Treasury stocks—once a niche topic—are now a growing focus in regulatory discussions. As Indian companies increasingly engage in share buybacks, the Securities and Exchange Board of India (SEBI) has tightened its stance to ensure transparency and protect shareholder interests.
This blog explores what treasury stocks are, how they appear on a company's balance sheet, the difference between treasury and common stock, and what SEBI’s new regulations mean for listed firms and investors.
Treasury stock refers to shares that a company has issued and subsequently bought back from the open market. These shares are held by the company itself, and are not considered when calculating earnings per share or dividends.
Unlike shares held by promoters or institutions, shares in treasury do not carry voting rights or dividend entitlements. Companies typically buy back shares for the following reasons:
To consolidate ownership
To boost financial ratios like earnings per share (EPS)
To use shares for employee compensation or merger deals
However, these same shares can potentially be misused to manipulate ownership or avoid shareholder dilution—hence the need for tighter regulatory scrutiny.
On the balance sheet, treasury shares are listed as a contra equity account—they reduce the total shareholders’ equity. They are recorded at the cost at which they were repurchased, not at their current market value.
For example:
If a company repurchases 1 lakh shares at ₹100 each, ₹1 crore is deducted from equity.
These shares remain on the books until cancelled or reissued.
While buying treasury stock may improve per-share metrics in the short term, excessive buybacks can weaken a company’s capital base and reduce liquidity, making the role of regulatory oversight all the more crucial.
Feature |
Treasury Stock |
Common Stock |
---|---|---|
Ownership |
Held by the company itself |
Held by external investors |
Voting Rights |
No |
Yes |
Dividend Eligibility |
Not eligible |
Eligible |
Balance Sheet Treatment |
Reduces shareholders' equity |
Part of issued capital |
Market Presence |
Not traded publicly |
Actively traded on exchanges |
The core difference lies in who owns the shares. While common stock is an active representation of shareholder ownership, treasury stock is a passive asset the company holds, often awaiting cancellation or redistribution.

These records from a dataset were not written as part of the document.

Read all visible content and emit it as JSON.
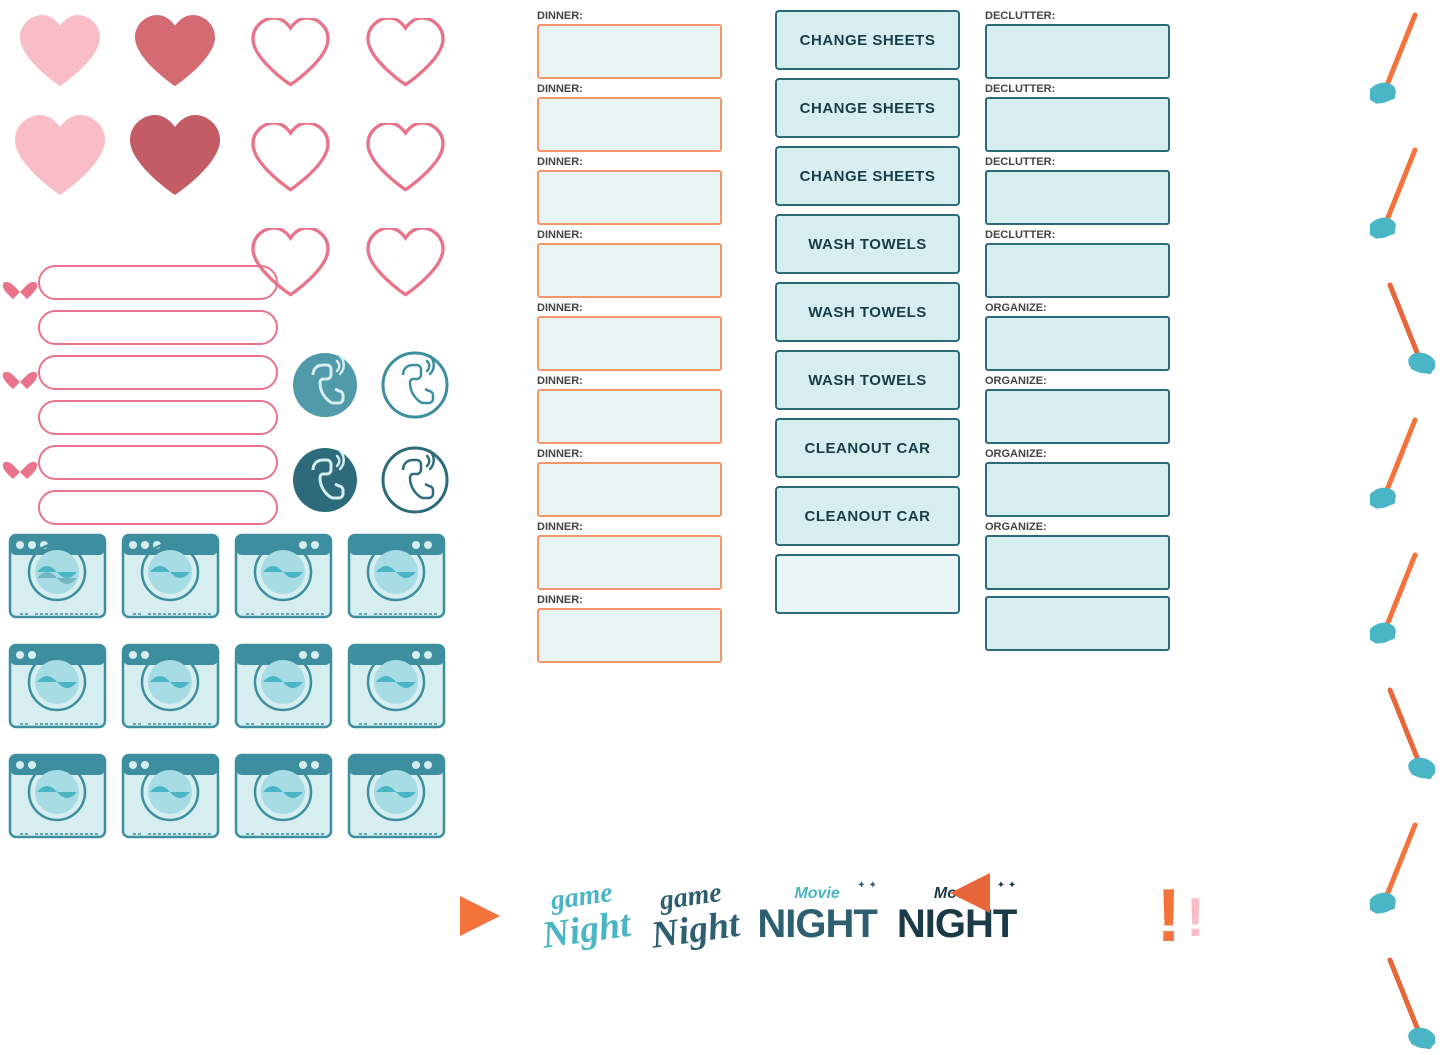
{
  "hearts": {
    "row1": [
      {
        "type": "filled",
        "color": "#f9bdc8",
        "size": "lg"
      },
      {
        "type": "filled",
        "color": "#d46b72",
        "size": "lg"
      },
      {
        "type": "outline",
        "color": "#e8738a",
        "size": "lg"
      },
      {
        "type": "outline",
        "color": "#e8738a",
        "size": "lg"
      }
    ],
    "row2": [
      {
        "type": "filled",
        "color": "#f9bdc8",
        "size": "xl"
      },
      {
        "type": "filled",
        "color": "#c45c65",
        "size": "xl"
      },
      {
        "type": "outline",
        "color": "#e8738a",
        "size": "lg"
      },
      {
        "type": "outline",
        "color": "#e8738a",
        "size": "lg"
      }
    ],
    "row3": [
      {
        "type": "none"
      },
      {
        "type": "none"
      },
      {
        "type": "outline",
        "color": "#e8738a",
        "size": "lg"
      },
      {
        "type": "outline",
        "color": "#e8738a",
        "size": "lg"
      }
    ]
  },
  "dinner_rows": [
    {
      "label": "DINNER:",
      "task": "CHANGE SHEETS",
      "right_label": "DECLUTTER:"
    },
    {
      "label": "DINNER:",
      "task": "CHANGE SHEETS",
      "right_label": "DECLUTTER:"
    },
    {
      "label": "DINNER:",
      "task": "CHANGE SHEETS",
      "right_label": "DECLUTTER:"
    },
    {
      "label": "DINNER:",
      "task": "WASH TOWELS",
      "right_label": "DECLUTTER:"
    },
    {
      "label": "DINNER:",
      "task": "WASH TOWELS",
      "right_label": "ORGANIZE:"
    },
    {
      "label": "DINNER:",
      "task": "WASH TOWELS",
      "right_label": "ORGANIZE:"
    },
    {
      "label": "DINNER:",
      "task": "CLEANOUT CAR",
      "right_label": "ORGANIZE:"
    },
    {
      "label": "DINNER:",
      "task": "CLEANOUT CAR",
      "right_label": "ORGANIZE:"
    },
    {
      "label": "DINNER:",
      "task": "",
      "right_label": ""
    }
  ],
  "banners": [
    {
      "has_heart": true
    },
    {
      "has_heart": false
    },
    {
      "has_heart": true
    },
    {
      "has_heart": false
    },
    {
      "has_heart": true
    },
    {
      "has_heart": false
    }
  ],
  "bottom": {
    "game_night_labels": [
      "game\nNight",
      "game\nNight"
    ],
    "movie_night_labels": [
      "Movie\nNIGHT",
      "Movie\nNIGHT"
    ],
    "arrows": [
      "right",
      "left"
    ]
  },
  "brooms": [
    {
      "color": "#4ab5c5",
      "handle_color": "#f4733a"
    },
    {
      "color": "#4ab5c5",
      "handle_color": "#f4733a"
    },
    {
      "color": "#4ab5c5",
      "handle_color": "#e8673a"
    },
    {
      "color": "#4ab5c5",
      "handle_color": "#f4733a"
    },
    {
      "color": "#4ab5c5",
      "handle_color": "#f4733a"
    },
    {
      "color": "#4ab5c5",
      "handle_color": "#e8673a"
    },
    {
      "color": "#4ab5c5",
      "handle_color": "#f4733a"
    },
    {
      "color": "#4ab5c5",
      "handle_color": "#e8673a"
    }
  ]
}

In 2024, SEBI introduced stringent guidelines on treasury stock handling, especially concerning buybacks and corporate restructurings. The key updates include:
Restriction on holding treasury shares after buyback: Companies must extinguish repurchased shares within a defined timeframe—typically within 7 days of buyback completion.
Limits on treasury stock reissuance: Shares held in treasury cannot be reissued or used for new capital raising without explicit regulatory clearance.
Prohibition in merger schemes: Companies can no longer use treasury shares for merger swaps or promoter-level restructuring without SEBI’s nod.
These steps aim to curb the misuse of treasury holdings for indirect promoter control, inflated valuations, or skewed shareholding structures.
SEBI’s crackdown on treasury stocks addresses growing concerns around corporate governance. In the past, some companies used these shares to:
Avoid dilution during mergers
Fund ESOPs without adequate disclosures
Retain control without increasing promoter shareholding
By limiting the strategic use of shares in treasury, SEBI is strengthening investor protection and enforcing fair market practices. This also aligns Indian corporate policy more closely with global standards, where strict rules govern treasury share usage.
Several Indian companies have adjusted their policies to comply with SEBI’s evolving stance:
Tata Consultancy Services (TCS): Extinguished its buyback shares promptly and disclosed treasury actions in its filings.
Infosys: Clearly separated treasury stock impact from equity and used transparent disclosures in investor reports.
L&T: Avoided using treasury shares in merger deals post-SEBI’s 2024 circular.
These examples show a broader industry shift toward transparency and proactive compliance.
As Indian companies continue to mature in their capital management practices, treasury stocks are likely to stay under the regulatory lens. SEBI’s evolving guidelines reflect a push for better governance, transparency, and alignment with investor interests.
For businesses, this means more disciplined handling of treasury shares on the balance sheet. For investors, it ensures fewer chances of misuse and more clarity in corporate actions.
Understanding the new rules is now essential—not just for CFOs and compliance officers, but for anyone investing in Indian listed companies.
Treasury stock refers to shares that a company has repurchased and holds in its own books. These shares do not carry voting rights or dividends.
They are shown as a negative or contra equity entry, reducing total shareholders’ equity. They are recorded at the repurchase cost.
Common stock is held by public or institutional investors and carries voting rights. Treasury stock is held by the company and does not offer ownership rights or dividends.
To prevent misuse in corporate restructuring, ensure shareholder fairness, and enforce transparency in capital management practices.